In France Hermite early took up the work (1851). He discovered (1854) the law of reciprocity that to every covariant or invariant of degree $\rho$ and order $r$ of a form of the $m$th order corresponds also a covariant or invariant of degree $m$ and of order $r$ of a form of the $\rho$th order. At the same time (1854) Brioschi joined the movement, and his contributions have been among the most valuable. Salmon’s Higher Plane Curves (1852) and Higher Algebra (1859) should also be mentioned as marking an epoch in the theory.

Gordan entered the field, as a critic of Cayley, in 1868. He added greatly to the theory, especially by his theorem on the Endlichkeit des Formensystems, the proof for which has since been simplified.

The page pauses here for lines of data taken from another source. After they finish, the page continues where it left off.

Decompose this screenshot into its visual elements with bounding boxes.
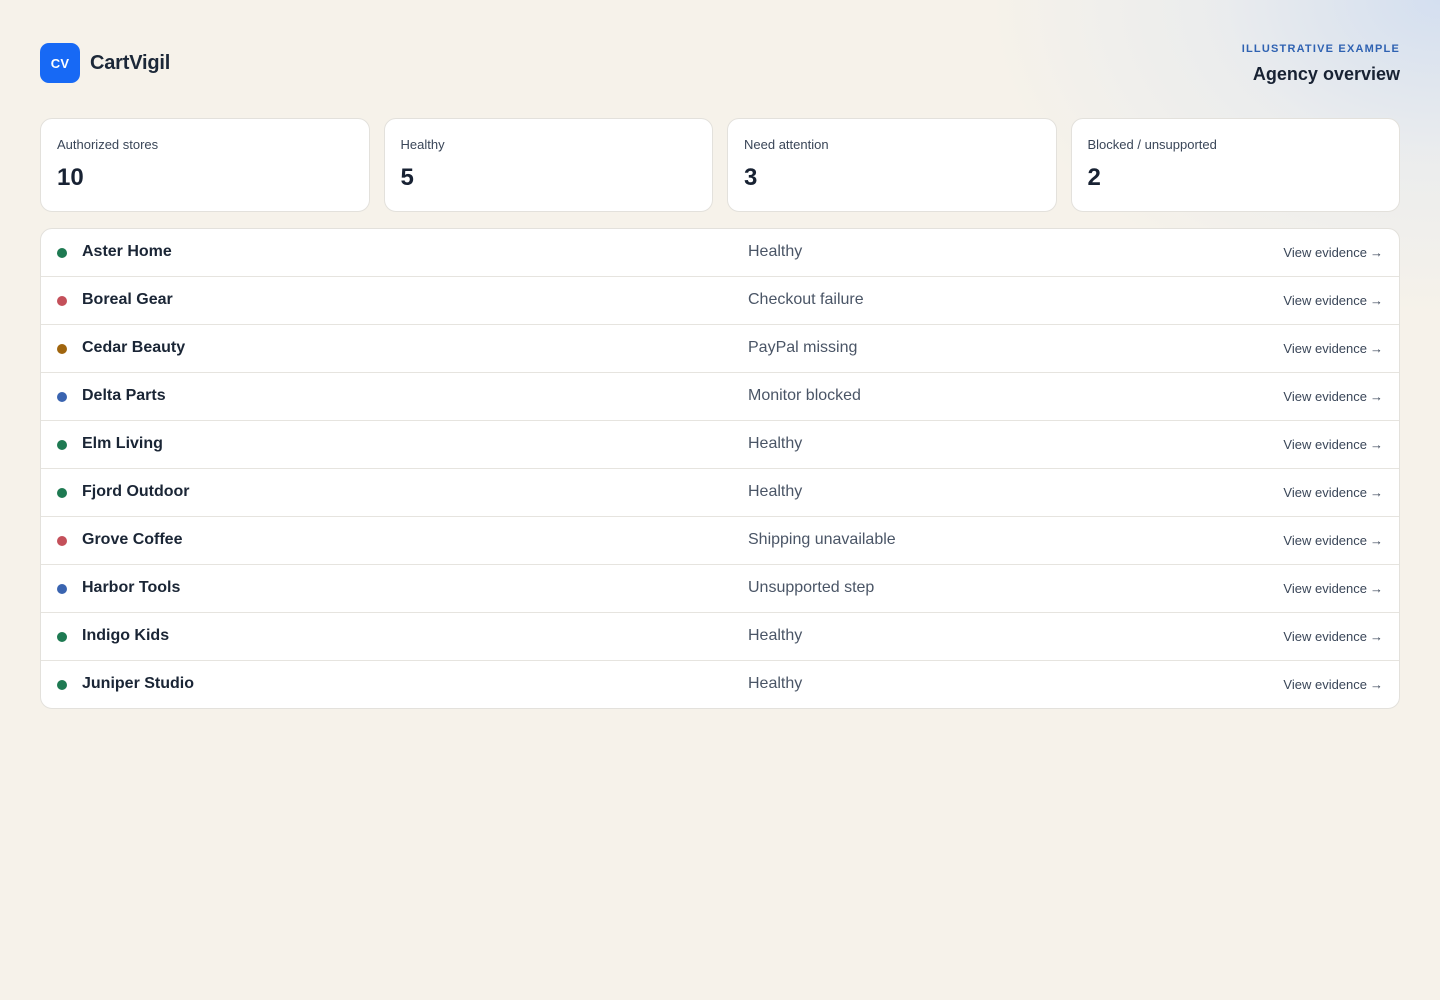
store-name: Juniper Studio [82, 675, 194, 692]
view-evidence-link[interactable]: View evidence → [1283, 677, 1383, 692]
view-evidence-label: View evidence [1283, 341, 1367, 356]
stat-label: Authorized stores [57, 137, 159, 152]
arrow-right-icon: → [1370, 341, 1383, 356]
arrow-right-icon: → [1370, 245, 1383, 260]
status-dot-icon [57, 488, 67, 498]
view-evidence-link[interactable]: View evidence → [1283, 245, 1383, 260]
stat-label: Healthy [400, 137, 445, 152]
store-name: Indigo Kids [82, 627, 170, 644]
table-row: Elm Living Healthy View evidence → [41, 421, 1399, 469]
arrow-right-icon: → [1370, 581, 1383, 596]
view-evidence-label: View evidence [1283, 293, 1367, 308]
header-titles: ILLUSTRATIVE EXAMPLE Agency overview [1242, 43, 1400, 85]
status-dot-icon [57, 296, 67, 306]
store-name: Cedar Beauty [82, 339, 186, 356]
brand[interactable]: CV CartVigil [40, 43, 170, 83]
status-dot-icon [57, 248, 67, 258]
table-row: Indigo Kids Healthy View evidence → [41, 613, 1399, 661]
view-evidence-label: View evidence [1283, 245, 1367, 260]
stat-card-blocked: Blocked / unsupported 2 [1070, 118, 1400, 212]
store-status: Unsupported step [748, 579, 875, 596]
view-evidence-link[interactable]: View evidence → [1283, 629, 1383, 644]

This theory of the finiteness of the number of invariants and covariants of a binary form has since been extended by Peano (1882), Hilbert (1884), and Mertens (1886). Hilbert (1890) succeeded in showing the finiteness of the complete systems for forms in $n$ variables, a proof which Story has simplified.

Clebsch²⁹ did more than any other to introduce into Germany the work of Cayley and Sylvester, interpreting the projective geometry by their theory of invariants, and correlating it with Riemann’s theory of functions. Especially since the publication of his work on forms (1871) the subject has attracted such scholars as Weierstrass, Kronecker, Mansion, Noether, Hilbert, Klein, Lie, Beltrami, Burkhardt, and many others. On binary forms Faà di Bruno’s work is well known, as is Study’s (1889) on ternary forms. De Toledo (1889) and Elliott (1895) have published treatises on the subject.

Dublin University has also furnished a considerable corps of contributors, among whom MacCullagh, Hamilton, Salmon, Michael and Ralph Roberts, and Burnside may be especially mentioned. Burnside, who wrote the latter part of Burnside and Panton’s Theory of Equations, has set forth a method of transformation which is fertile in geometric interpretation and binds together binary and certain ternary forms.

The equivalence problem of quadratic and bilinear forms has attracted the attention of Weierstrass, Kronecker, Christoffel, Frobenius, Lie, and more recently of Rosenow (Crelle, 108), Werner (1889), Killing (1890), and Scheffers (1891). The equivalence problem of non-quadratic forms has been studied by Christoffel. Schwarz (1872), Fuchs (1875-76), Klein (1877, 1884), Brioschi (1877), and Maschke (1887) have contributed to the theory of forms with linear transformations into themselves. Cayley (especially from 1870) and Sylvester (1877) have worked out the methods of denumeration by means of generating functions. Differential invariants have been studied by Sylvester, MacMahon, and Hammond. Starting from the differential invariant, which Cayley has termed the Schwarzian derivative, Sylvester (1885) has founded the theory of reciprocants, to which MacMahon, Hammond, Leudesdorf, Elliott, Forsyth, and Halphen have contributed. Canonical forms have been studied by Sylvester (1851), Cayley, and Hermite (to whom the term “canonical form” is due), and more recently by Rosanes (1873), Brill (1882), Gundelfinger (1883), and Hilbert (1886).

The Geometric Theory of Binary Forms may be traced to Poncelet and his followers. But the modern treatment has its origin in connection with the theory of elliptic modular functions, and dates from Dedekind’s letter to Borchardt (Crelle, 1877). The names of Klein and Hurwitz are prominent in this connection. On the method of nets (réseaux), another geometric treatment of binary quadratic forms Gauss (1831), Dirichlet (1850), and Poincaré (1880) have written.